The EPA recommends getting children tested for lead by healthcare providers or your local health department. For kids covered by Medicaid, these tests are required at 12 and 24 months of age. California recently enacted a law streamlining blood tests for lead levels, a crucial step in identifying how much lead might be in your kid’s body.

To lower the risk of lead in your drinking water, run tap water for a few minutes until it runs cold and use only cold water for cooking or drinking. The EPA also recommends that childcare facilities and schools independently, or with support from a third party, test their drinking water to identify any potential lead problems.
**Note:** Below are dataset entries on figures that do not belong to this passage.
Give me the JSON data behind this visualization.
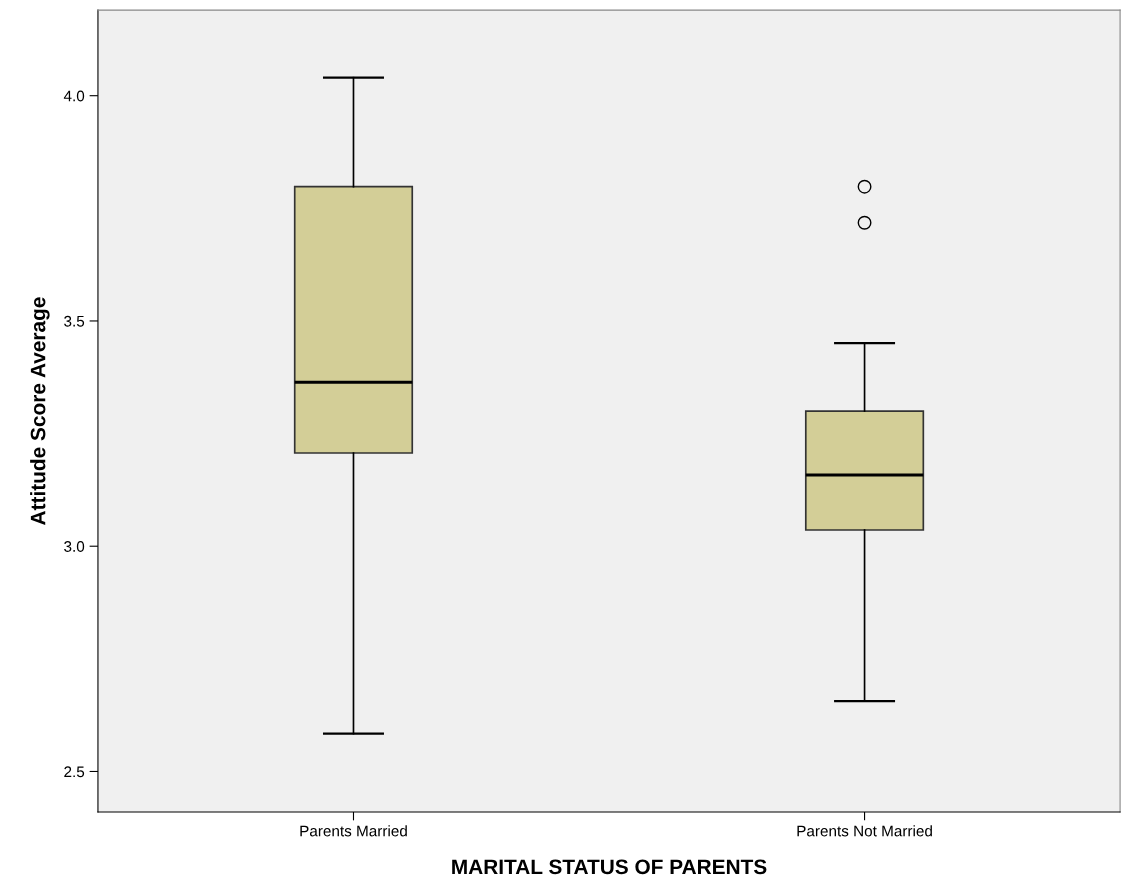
{
  "chart_data": {
    "type": "box",
    "xlabel": "MARITAL STATUS OF PARENTS",
    "ylabel": "Attitude Score Average",
    "categories": [
      "Parents Married",
      "Parents Not Married"
    ],
    "boxes": [
      {
        "low": 2.584,
        "q1": 3.207,
        "median": 3.364,
        "q3": 3.798,
        "high": 4.04
      },
      {
        "low": 2.656,
        "q1": 3.036,
        "median": 3.158,
        "q3": 3.3,
        "high": 3.451,
        "outliers": [
          3.798,
          3.718
        ]
      }
    ],
    "color": "#d3ce97",
    "ylim": [
      2.41,
      4.19
    ],
    "yticks": [
      {
        "value": 2.5,
        "label": "2.5"
      },
      {
        "value": 3.0,
        "label": "3.0"
      },
      {
        "value": 3.5,
        "label": "3.5"
      },
      {
        "value": 4.0,
        "label": "4.0"
      }
    ],
    "grid": false
  }
}
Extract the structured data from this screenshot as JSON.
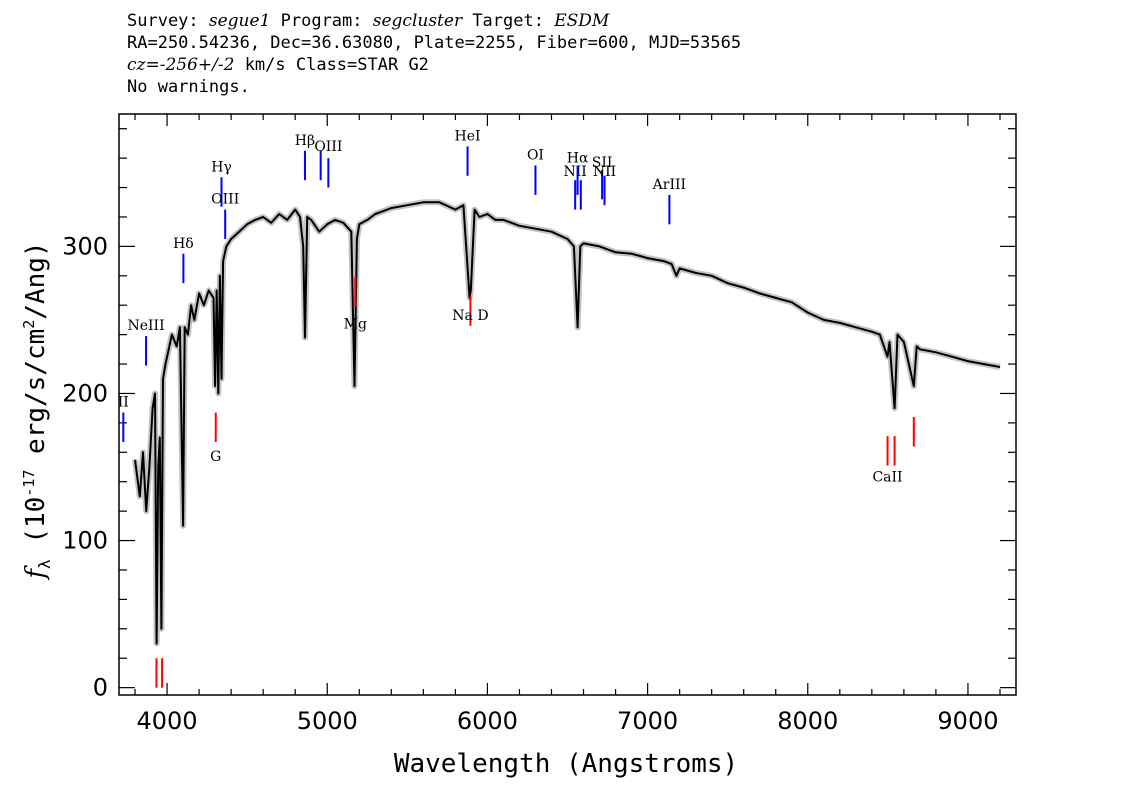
{
  "header": {
    "line1": {
      "survey_label": "Survey: ",
      "survey_value": "segue1",
      "program_label": " Program: ",
      "program_value": "segcluster",
      "target_label": " Target: ",
      "target_value": "ESDM"
    },
    "line2": "RA=250.54236, Dec=36.63080, Plate=2255, Fiber=600, MJD=53565",
    "line3": {
      "cz_value": "cz=-256+/-2",
      "rest": " km/s Class=STAR G2"
    },
    "line4": "No warnings."
  },
  "colors": {
    "emission": "#0000ff",
    "absorption": "#ff0000",
    "spectrum": "#000000",
    "error_band": "#bdbdbd"
  },
  "chart_data": {
    "type": "line",
    "title": "",
    "xlabel": "Wavelength (Angstroms)",
    "ylabel": "f_λ (10^-17 erg/s/cm^2/Ang)",
    "xlim": [
      3700,
      9300
    ],
    "ylim": [
      -5,
      390
    ],
    "xticks": [
      4000,
      5000,
      6000,
      7000,
      8000,
      9000
    ],
    "yticks": [
      0,
      100,
      200,
      300
    ],
    "grid": false,
    "series": [
      {
        "x": [
          3800,
          3830,
          3850,
          3870,
          3890,
          3910,
          3925,
          3935,
          3945,
          3955,
          3965,
          3975,
          3990,
          4010,
          4030,
          4060,
          4080,
          4100,
          4110,
          4130,
          4150,
          4170,
          4200,
          4230,
          4260,
          4290,
          4300,
          4310,
          4320,
          4330,
          4340,
          4350,
          4370,
          4400,
          4450,
          4500,
          4550,
          4600,
          4650,
          4700,
          4750,
          4800,
          4830,
          4850,
          4861,
          4875,
          4900,
          4950,
          5000,
          5050,
          5100,
          5150,
          5170,
          5185,
          5200,
          5250,
          5300,
          5400,
          5500,
          5600,
          5700,
          5800,
          5850,
          5889,
          5896,
          5920,
          5950,
          6000,
          6050,
          6100,
          6150,
          6200,
          6300,
          6400,
          6500,
          6540,
          6563,
          6580,
          6600,
          6700,
          6800,
          6900,
          7000,
          7100,
          7150,
          7180,
          7200,
          7300,
          7400,
          7500,
          7600,
          7700,
          7800,
          7900,
          8000,
          8100,
          8200,
          8300,
          8400,
          8450,
          8498,
          8510,
          8542,
          8560,
          8600,
          8662,
          8680,
          8700,
          8800,
          8900,
          9000,
          9100,
          9200
        ],
        "y": [
          155,
          130,
          160,
          120,
          150,
          190,
          200,
          30,
          150,
          170,
          40,
          210,
          220,
          230,
          240,
          232,
          245,
          110,
          245,
          240,
          260,
          250,
          268,
          260,
          270,
          265,
          205,
          270,
          200,
          280,
          210,
          290,
          300,
          305,
          310,
          315,
          318,
          320,
          316,
          322,
          318,
          325,
          320,
          300,
          238,
          320,
          318,
          310,
          315,
          318,
          316,
          310,
          205,
          305,
          315,
          318,
          322,
          326,
          328,
          330,
          330,
          325,
          328,
          265,
          270,
          325,
          320,
          322,
          318,
          318,
          316,
          314,
          312,
          310,
          305,
          300,
          245,
          300,
          302,
          300,
          296,
          295,
          292,
          290,
          288,
          280,
          285,
          282,
          280,
          275,
          272,
          268,
          265,
          262,
          255,
          250,
          248,
          245,
          242,
          240,
          225,
          235,
          190,
          240,
          235,
          205,
          232,
          230,
          228,
          225,
          222,
          220,
          218
        ]
      }
    ],
    "lines": [
      {
        "label": "NeIII",
        "x": 3869,
        "kind": "emission",
        "yrange": [
          219,
          239
        ],
        "label_y": 243
      },
      {
        "label": "II",
        "x": 3727,
        "kind": "emission",
        "yrange": [
          167,
          187
        ],
        "label_y": 191
      },
      {
        "label": "Hδ",
        "x": 4102,
        "kind": "emission",
        "yrange": [
          275,
          295
        ],
        "label_y": 299
      },
      {
        "label": "Hγ",
        "x": 4340,
        "kind": "emission",
        "yrange": [
          327,
          347
        ],
        "label_y": 351
      },
      {
        "label": "OIII",
        "x": 4363,
        "kind": "emission",
        "yrange": [
          305,
          325
        ],
        "label_y": 329
      },
      {
        "label": "Hβ",
        "x": 4861,
        "kind": "emission",
        "yrange": [
          345,
          365
        ],
        "label_y": 369
      },
      {
        "label": "OIII",
        "x": 4959,
        "kind": "emission",
        "yrange": [
          345,
          365
        ],
        "label_y": null
      },
      {
        "label": "OIII",
        "x": 5007,
        "kind": "emission",
        "yrange": [
          340,
          360
        ],
        "label_y": 365
      },
      {
        "label": "HeI",
        "x": 5876,
        "kind": "emission",
        "yrange": [
          348,
          368
        ],
        "label_y": 372
      },
      {
        "label": "OI",
        "x": 6300,
        "kind": "emission",
        "yrange": [
          335,
          355
        ],
        "label_y": 359
      },
      {
        "label": "NII",
        "x": 6548,
        "kind": "emission",
        "yrange": [
          325,
          345
        ],
        "label_y": 348
      },
      {
        "label": "Hα",
        "x": 6563,
        "kind": "emission",
        "yrange": [
          335,
          355
        ],
        "label_y": 357
      },
      {
        "label": "NII",
        "x": 6583,
        "kind": "emission",
        "yrange": [
          325,
          345
        ],
        "label_y": null
      },
      {
        "label": "SII",
        "x": 6716,
        "kind": "emission",
        "yrange": [
          332,
          352
        ],
        "label_y": 354
      },
      {
        "label": "NII",
        "x": 6731,
        "kind": "emission",
        "yrange": [
          328,
          348
        ],
        "label_y": 348
      },
      {
        "label": "ArIII",
        "x": 7136,
        "kind": "emission",
        "yrange": [
          315,
          335
        ],
        "label_y": 339
      },
      {
        "label": "",
        "x": 3934,
        "kind": "absorption",
        "yrange": [
          0,
          20
        ],
        "label_y": null
      },
      {
        "label": "",
        "x": 3969,
        "kind": "absorption",
        "yrange": [
          0,
          20
        ],
        "label_y": null
      },
      {
        "label": "G",
        "x": 4304,
        "kind": "absorption",
        "yrange": [
          167,
          187
        ],
        "label_y": 154
      },
      {
        "label": "Mg",
        "x": 5175,
        "kind": "absorption",
        "yrange": [
          259,
          279
        ],
        "label_y": 244
      },
      {
        "label": "Na D",
        "x": 5894,
        "kind": "absorption",
        "yrange": [
          246,
          266
        ],
        "label_y": 250
      },
      {
        "label": "CaII",
        "x": 8498,
        "kind": "absorption",
        "yrange": [
          151,
          171
        ],
        "label_y": 140
      },
      {
        "label": "",
        "x": 8542,
        "kind": "absorption",
        "yrange": [
          151,
          171
        ],
        "label_y": null
      },
      {
        "label": "",
        "x": 8662,
        "kind": "absorption",
        "yrange": [
          164,
          184
        ],
        "label_y": null
      }
    ]
  }
}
California, which formally proclaimed October Children’s Health Month, has enacted another law that should help with removal of lead drinking water lines and fixtures from older properties. The EPA suggests that if you live in a home built before 1978, use a certified EPA-approved renovator for home improvements to ensure removal of lead that may be in your house. Avoid disturbing lead paint unless it’s peeling or you’re renovating your home.

Later this month, from October 23 to October 29, the EPA’s National Lead Poisoning Prevention Week calls on “individuals, organizations, industry, and tribal, state and local governments to reduce childhood exposure to lead by increasing lead poisoning prevention awareness.”

Providing a pesticide-free diet

Pesticides on growing crops can remain on produce and pose a risk to your family’s health. To help you avoid this exposure, the EPA suggests scrubbing all your fruits and vegetables under cold running water.

Choosing organic produce is a good way to lower exposure to toxic pesticides. Parents can consult EWG’s Shopper’s Guide to Pesticides in Produce™ for guidance. Our Clean Fifteen™ list includes produce items with the lowest amounts of pesticide residue, which are OK to buy non-organic if organic isn’t an option. The 2022 Clean Fifteen includes avocados, pineapple and frozen sweet peas. Fruit and vegetables on the Dirty Dozen™ list are best to buy organic whenever possible.

Avoiding unsafe products

Keeping children healthy includes shielding them from dangerous household and personal care products, so make sure to store toxic household chemicals, including pesticides, out of kids’ reach, and never in containers kids might confuse for food or drink.

When you shop for household and consumer products, make sure to consult EWG’s guides to products free from toxic chemicals. The EWG VERIFIED® mark on products shows you which are free from EWG’s chemicals of concern and meet our strictest standards for health.

You can also consult the EPA’s Safer Choice program criteria for children, schools and the environment. EWG uses the program’s Safer Chemical Ingredients List to develop our criteria for independent product reviews, because ingredients have been evaluated by their potential risks and found to not be harmful.

Staying safe in the sun

The EPA says healthy activities for your children include spending time outdoors – walks, bike rides, gardening and spending time at the beach.

It’s great to encourage your children to play outdoors, but it’s also important to avoid overexposure to harmful ultraviolet, or UV, radiation. It can lead to blistered or sore skin that can increase skin cancer risk. Infants should be kept out of direct sunlight as much as possible, because their skin is not yet protected by melanin.

EWG and the EPA agree that staying safe from the sun includes generously applying sunscreen to children over six months old, and making sure all kids wear sun-protective clothing: wide-brimmed hats, sunglasses, long-sleeved shirts and pants. Try to limit sun exposure between 10 a.m. and 4 p.m., when the UV index is highest.

Not all sunscreens are created equal. Some overstate their SPF values, and others contain potentially harmful chemicals. EWG suggests using sunscreens with SPF 50+ or lower. Check EWG’s latest Guide to Sunscreens to find a product that will protect your family so your kids can have fun in the sun.